NEWS
12/01/2024
Bitcoin spot ETF at last, stocks firmer before CPI
Finally – the SEC approved a Bitcoin spot ETF. Amid all the false starts and fake tweets, the actual announcement was greeted with due buy-the-rumour sangfroid – at least initially.
Indeed, SEC chair Gary Gensler was keen to stress that approving a spot Bitcoin ETF is not tantamount to the regulator wrapping its arms around the crypto space in a warm embrace. “It should in no way signal the Commission’s willingness to approve listing standards for crypto asset securities,” Gensler said in an accompanying statement. “Nor does the approval signal anything about the Commission’s views as to the status of other crypto assets under the federal securities laws or about the current state of non-compliance of certain crypto asset market participants with the federal securities laws.”
And he concluded with this: “While we approved the listing and trading of certain spot bitcoin ETP shares today, we did not approve or endorse bitcoin.” What’s interesting is not so much that he doesn’t endorse it, but that he took the pains to say so – he wouldn’t need to say this about any normal ETPs…it shows the rather difficult genesis of this product and the standards by which it is being judged. Indeed, the SEC “is merit neutral and does not take a view on particular companies, investments, or the assets underlying an ETP”.
Fine. But it’s hard to avoid the sense that SEC approval of a Bitcoin spot ETF is tantamount to ‘approval’ of the asset on a more fundamental level. Hence the pains being taken to say otherwise.
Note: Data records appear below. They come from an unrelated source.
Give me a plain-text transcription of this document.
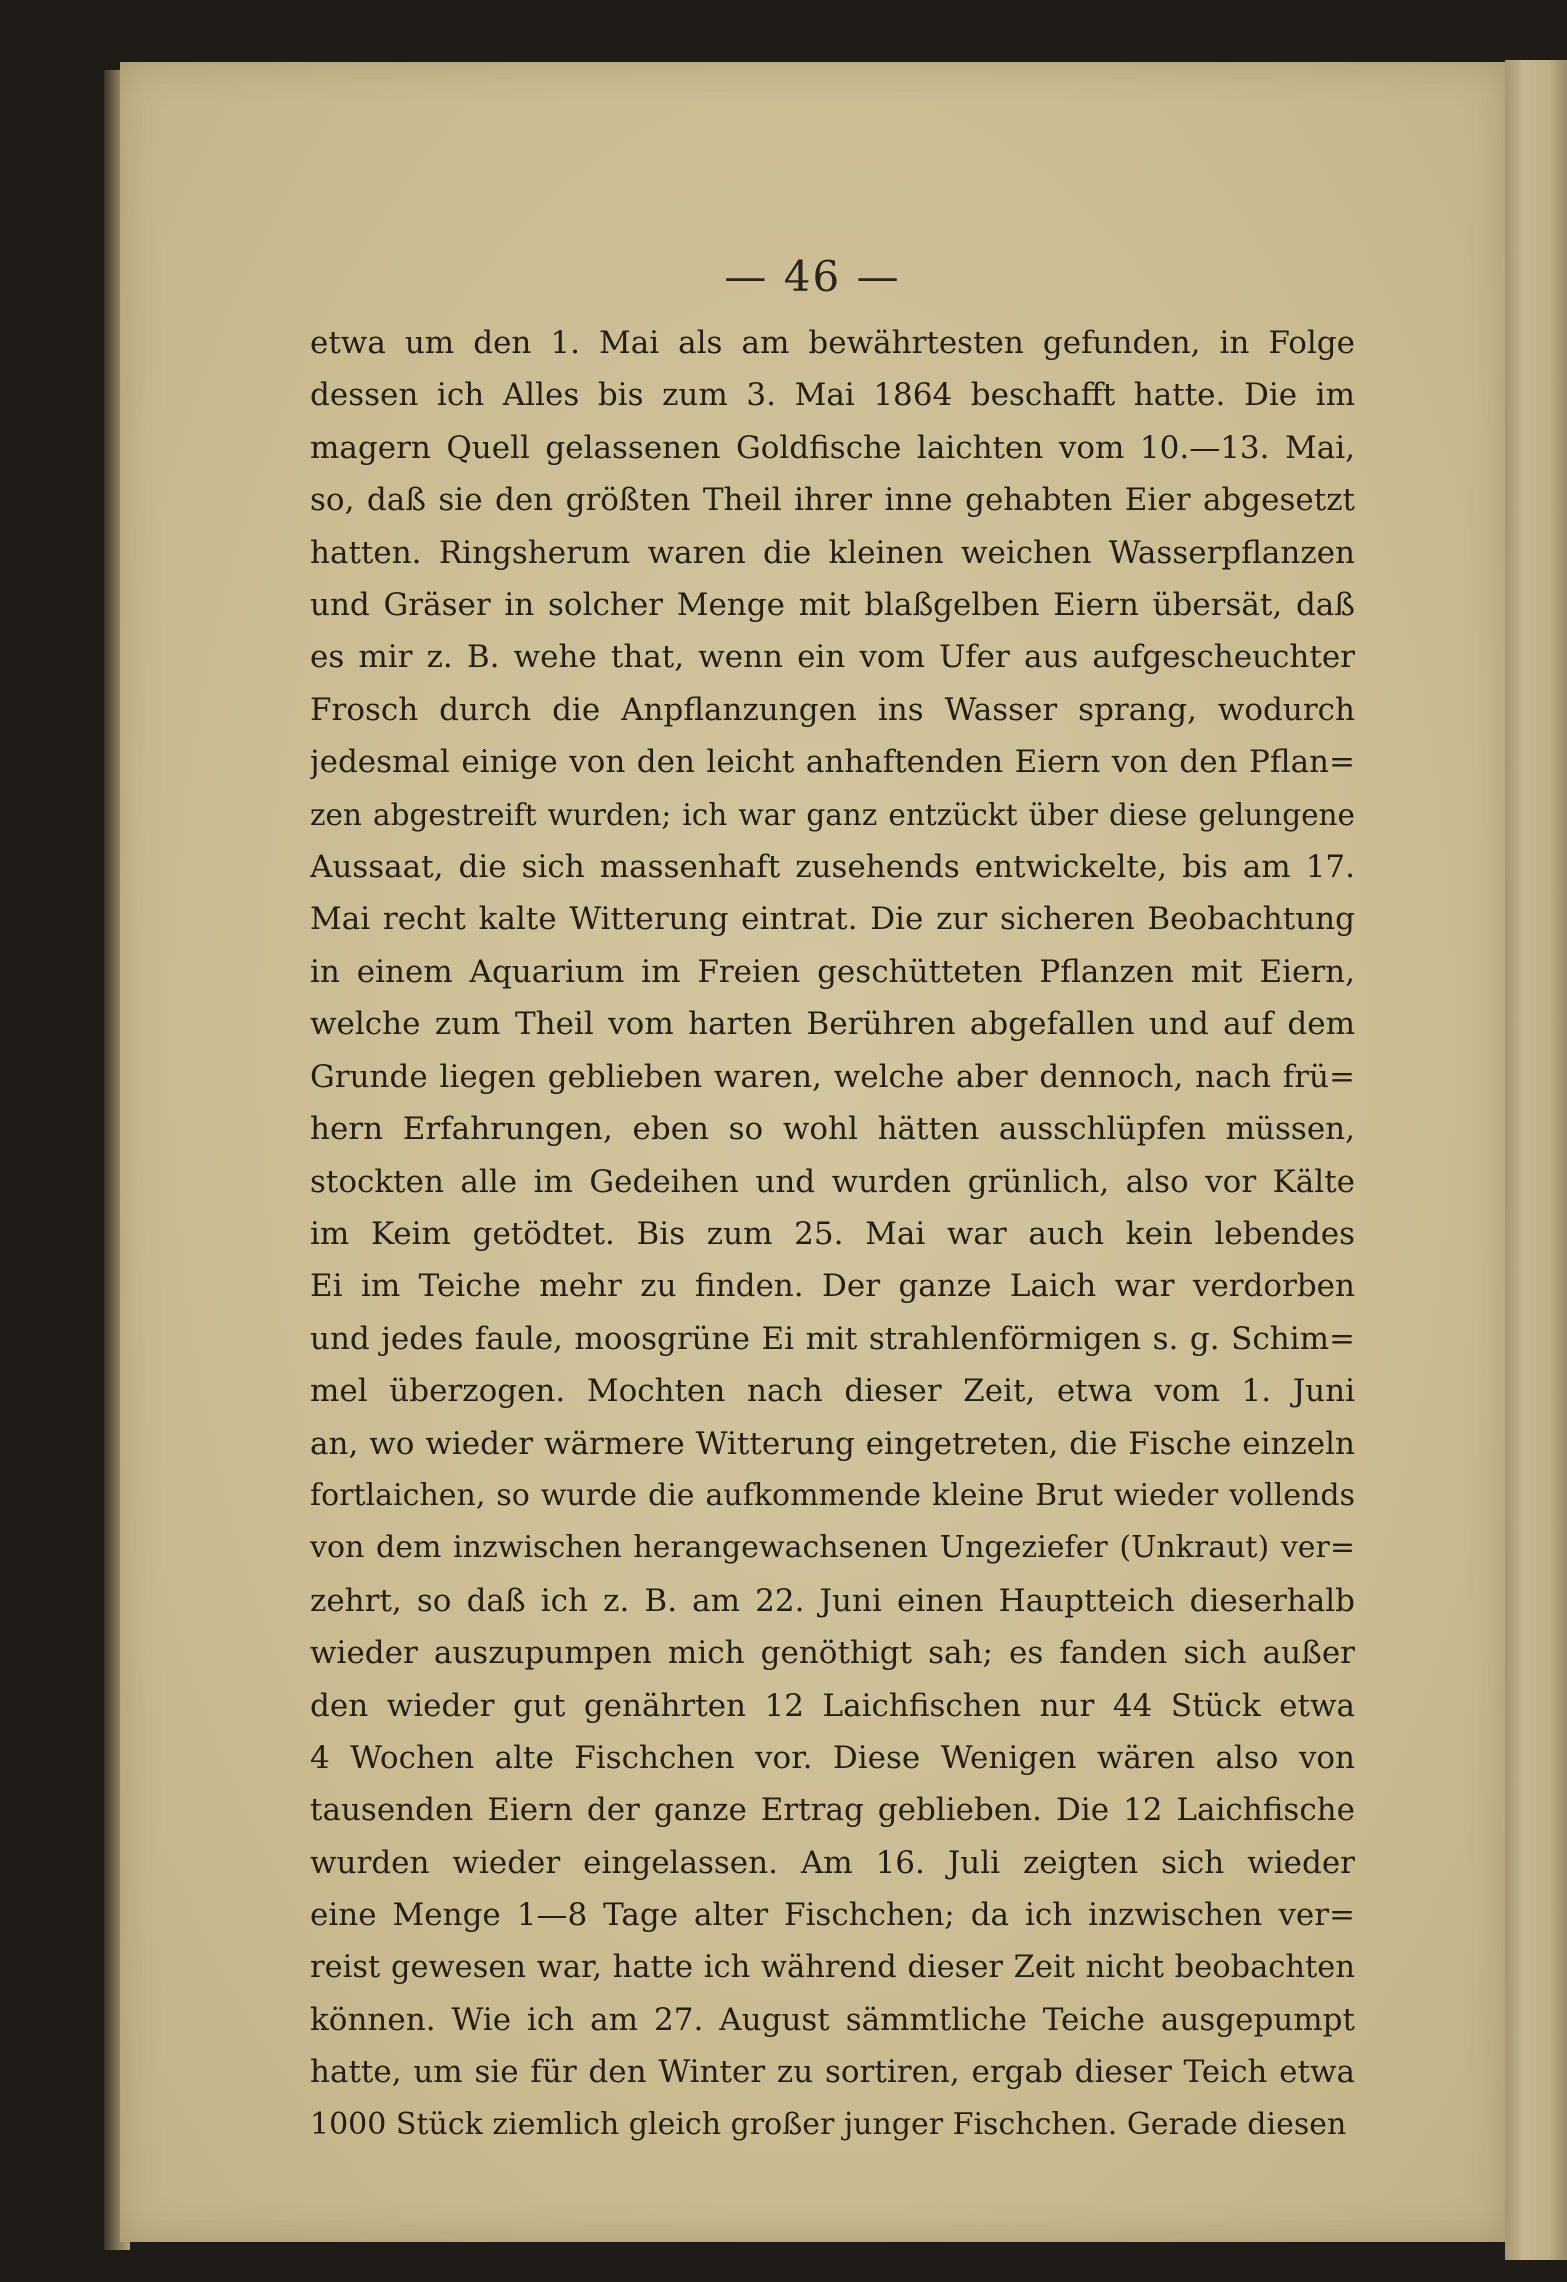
— 46 —
etwa um den 1. Mai als am bewährtesten gefunden, in Folge
dessen ich Alles bis zum 3. Mai 1864 beschafft hatte. Die im
magern Quell gelassenen Goldfische laichten vom 10.—13. Mai,
so, daß sie den größten Theil ihrer inne gehabten Eier abgesetzt
hatten. Ringsherum waren die kleinen weichen Wasserpflanzen
und Gräser in solcher Menge mit blaßgelben Eiern übersät, daß
es mir z. B. wehe that, wenn ein vom Ufer aus aufgescheuchter
Frosch durch die Anpflanzungen ins Wasser sprang, wodurch
jedesmal einige von den leicht anhaftenden Eiern von den Pflan=
zen abgestreift wurden; ich war ganz entzückt über diese gelungene
Aussaat, die sich massenhaft zusehends entwickelte, bis am 17.
Mai recht kalte Witterung eintrat. Die zur sicheren Beobachtung
in einem Aquarium im Freien geschütteten Pflanzen mit Eiern,
welche zum Theil vom harten Berühren abgefallen und auf dem
Grunde liegen geblieben waren, welche aber dennoch, nach frü=
hern Erfahrungen, eben so wohl hätten ausschlüpfen müssen,
stockten alle im Gedeihen und wurden grünlich, also vor Kälte
im Keim getödtet. Bis zum 25. Mai war auch kein lebendes
Ei im Teiche mehr zu finden. Der ganze Laich war verdorben
und jedes faule, moosgrüne Ei mit strahlenförmigen s. g. Schim=
mel überzogen. Mochten nach dieser Zeit, etwa vom 1. Juni
an, wo wieder wärmere Witterung eingetreten, die Fische einzeln
fortlaichen, so wurde die aufkommende kleine Brut wieder vollends
von dem inzwischen herangewachsenen Ungeziefer (Unkraut) ver=
zehrt, so daß ich z. B. am 22. Juni einen Hauptteich dieserhalb
wieder auszupumpen mich genöthigt sah; es fanden sich außer
den wieder gut genährten 12 Laichfischen nur 44 Stück etwa
4 Wochen alte Fischchen vor. Diese Wenigen wären also von
tausenden Eiern der ganze Ertrag geblieben. Die 12 Laichfische
wurden wieder eingelassen. Am 16. Juli zeigten sich wieder
eine Menge 1—8 Tage alter Fischchen; da ich inzwischen ver=
reist gewesen war, hatte ich während dieser Zeit nicht beobachten
können. Wie ich am 27. August sämmtliche Teiche ausgepumpt
hatte, um sie für den Winter zu sortiren, ergab dieser Teich etwa
1000 Stück ziemlich gleich großer junger Fischchen. Gerade diesen
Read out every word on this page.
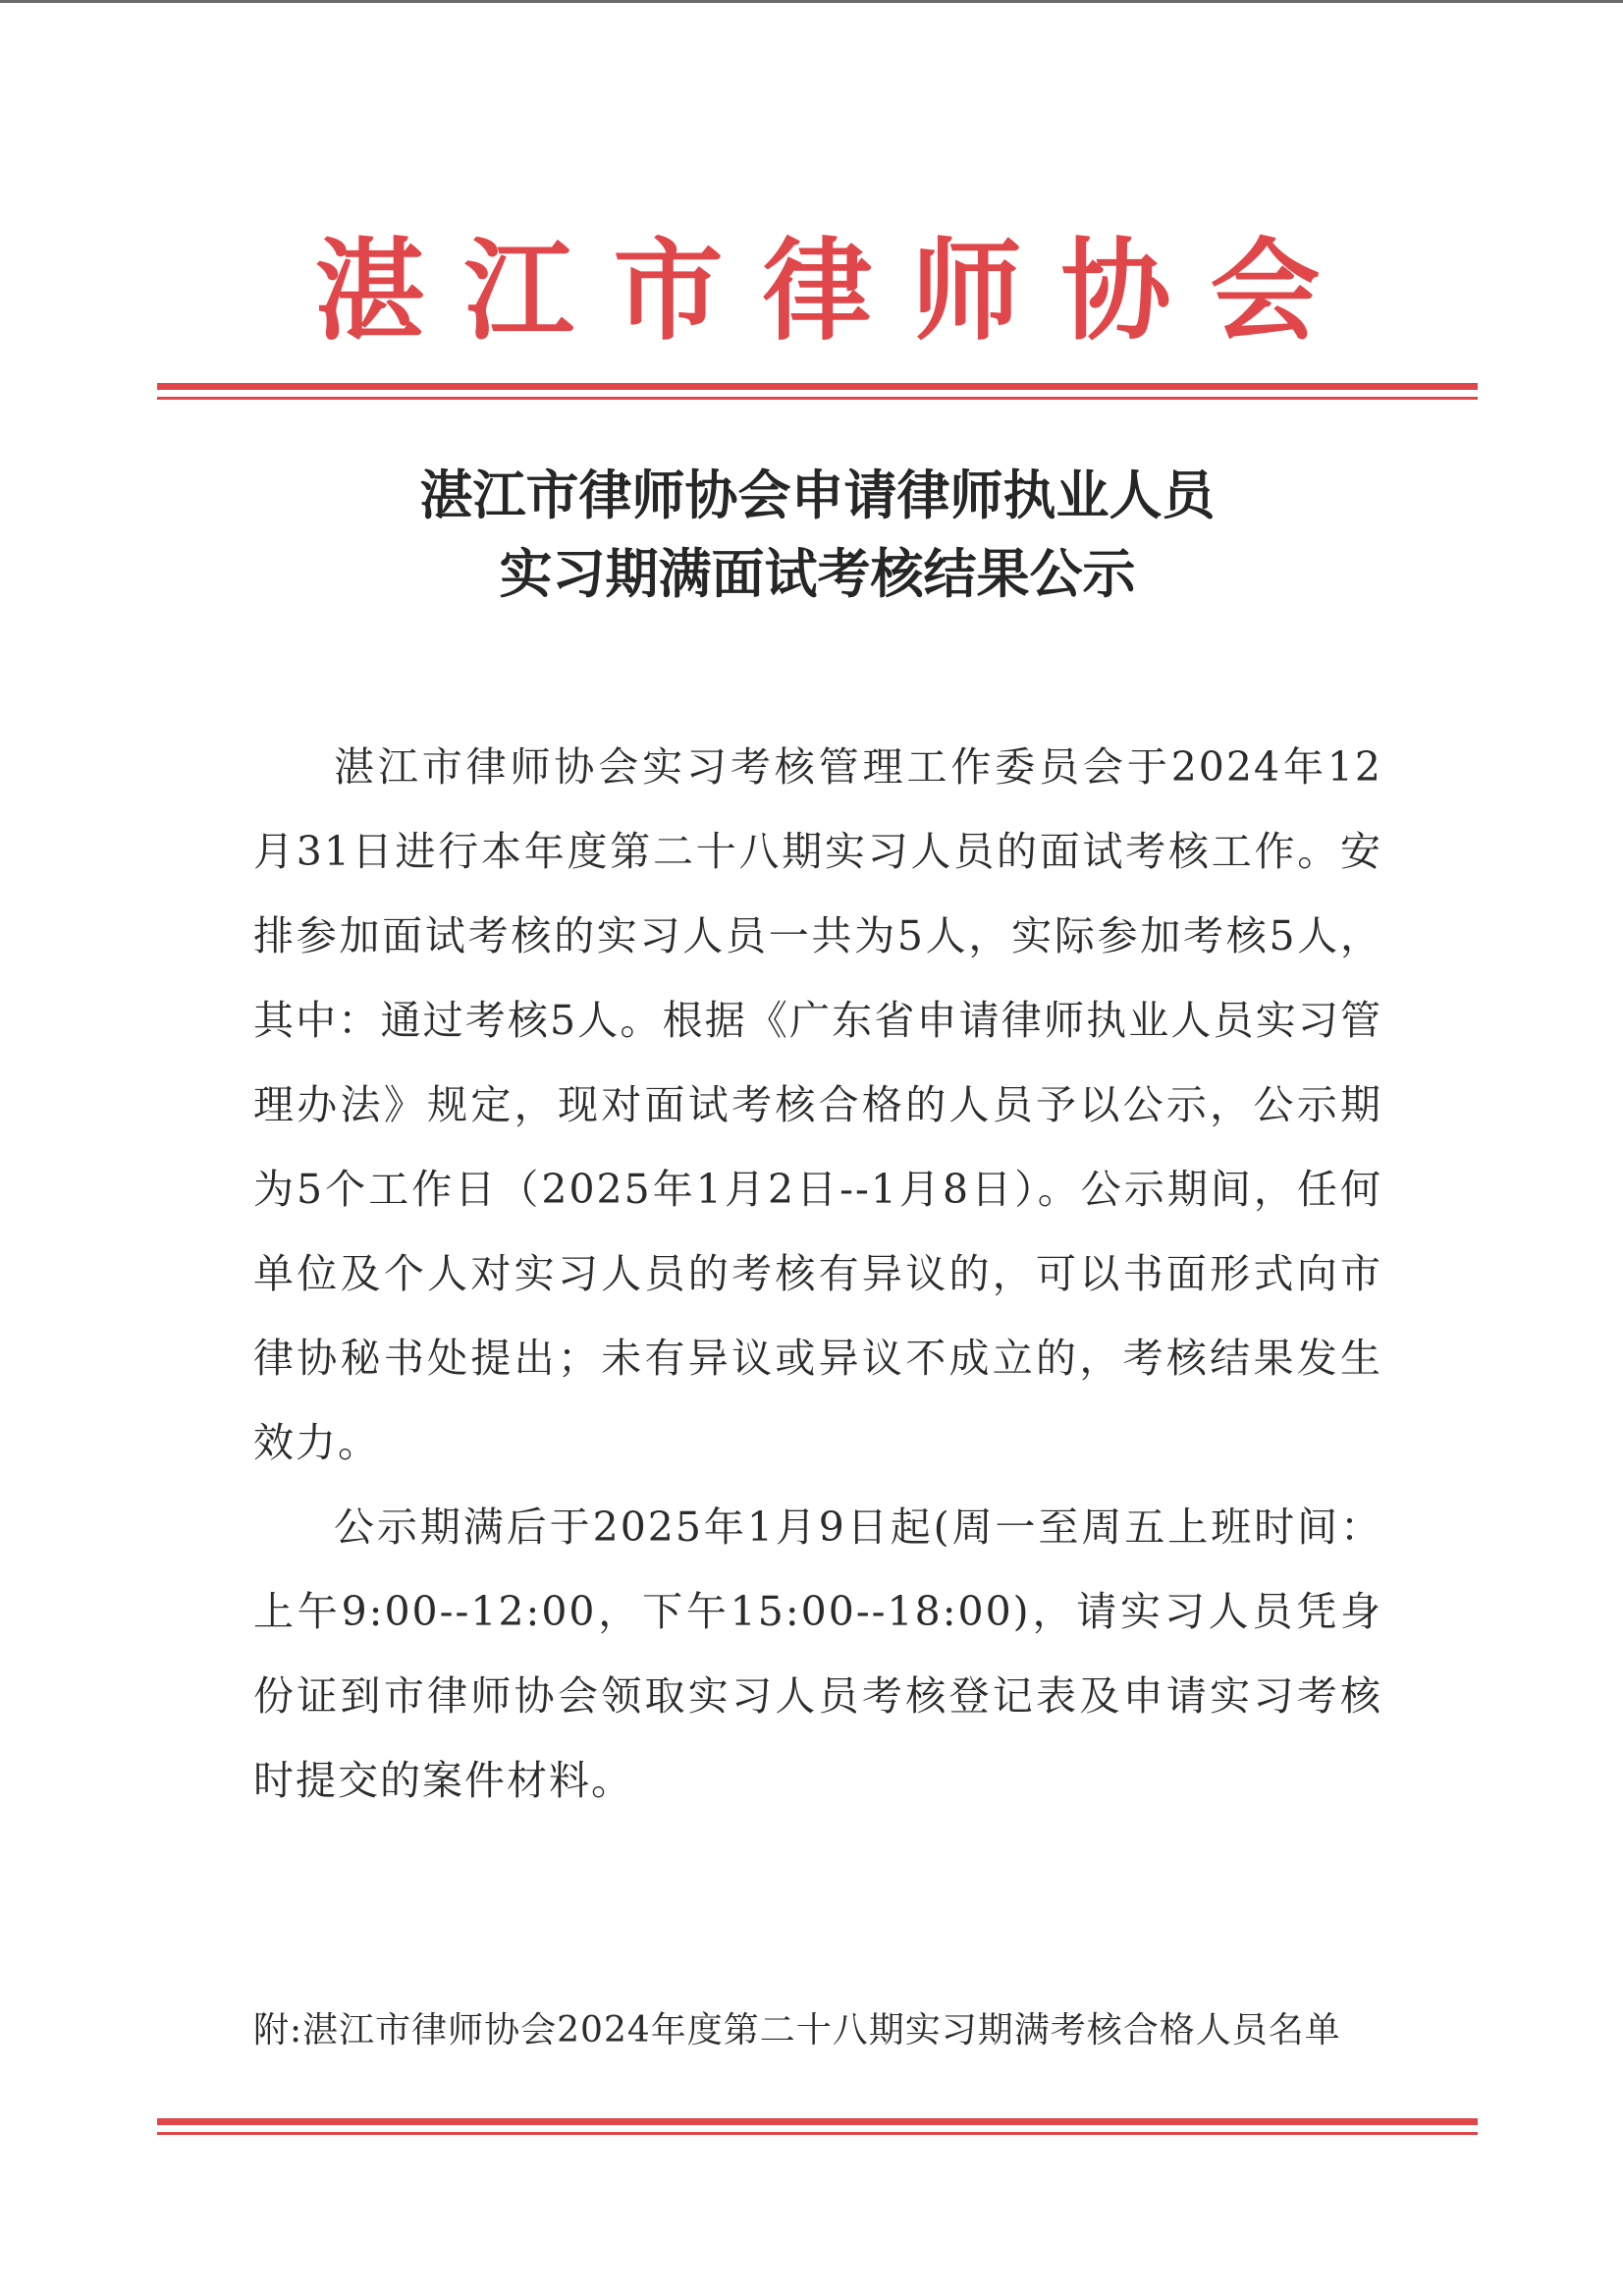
湛 江 市 律 师 协 会
湛江市律师协会申请律师执业人员
实习期满面试考核结果公示

湛江市律师协会实习考核管理工作委员会于2024年12月31日进行本年度第二十八期实习人员的面试考核工作。安排参加面试考核的实习人员一共为5人，实际参加考核5人，其中：通过考核5人。根据《广东省申请律师执业人员实习管理办法》规定，现对面试考核合格的人员予以公示，公示期为5个工作日（2025年1月2日--1月8日）。公示期间，任何单位及个人对实习人员的考核有异议的，可以书面形式向市律协秘书处提出；未有异议或异议不成立的，考核结果发生效力。

公示期满后于2025年1月9日起(周一至周五上班时间：上午9:00--12:00，下午15:00--18:00)，请实习人员凭身份证到市律师协会领取实习人员考核登记表及申请实习考核时提交的案件材料。

附:湛江市律师协会2024年度第二十八期实习期满考核合格人员名单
Quite how the SEC has come to view the spot Bitcoin market as safe enough I don’t know – the spot market is totally unregulated still. It seems that the SEC has bowed to a huge amount of industry pressure. And CME futures mean there is an existing, regulated venue to provide the level of surveillance etc to discover fraud, manipulation etc…this is up for debate of course, but the SEC seems to have bought the argument of ARK and others that there is enough correlation between spot bitcoin and futures to approve the spot ETF. But this raises a question about what the actual underlying market is – is it the spot, ie physical, market of Bitcoin on exchanges like Kraken etc, or is it really going to be the CME futures derivative that is in charge? The spot market is very immature and basically a hive of fraud, whales and manipulation, albeit very liquid. The futures is not like that…who wins? The implications will be important for Bitcoin as an asset as well as whether investors feel like it’s the kind of place they can do business. A key question is whether the big boys get involved – and by big boys we mean JPM, and Jamie Dimon has not been keen.
So, BlackRock, Invesco, Fidelity and other smaller outfits like VanEck, Franklin and Valkyrie can launch their products. The barriers to entry into the market are a heck of a lot lower today than yesterday, which could unlock a huge amount of buyers and ‘cash on the side-lines’. The ProShares futures ETF pulled in $1bn in its first two days in 2021.
Transaction costs will be lower than with futures, and already the providers are in a price war. Whilst spot Bitcoin ETFs have been available elsewhere, the US market is key expansion in terms of price and breadth – it opens the door to Wall Street. It could see Bitcoin surge in the long run, but so far the reaction has been muted.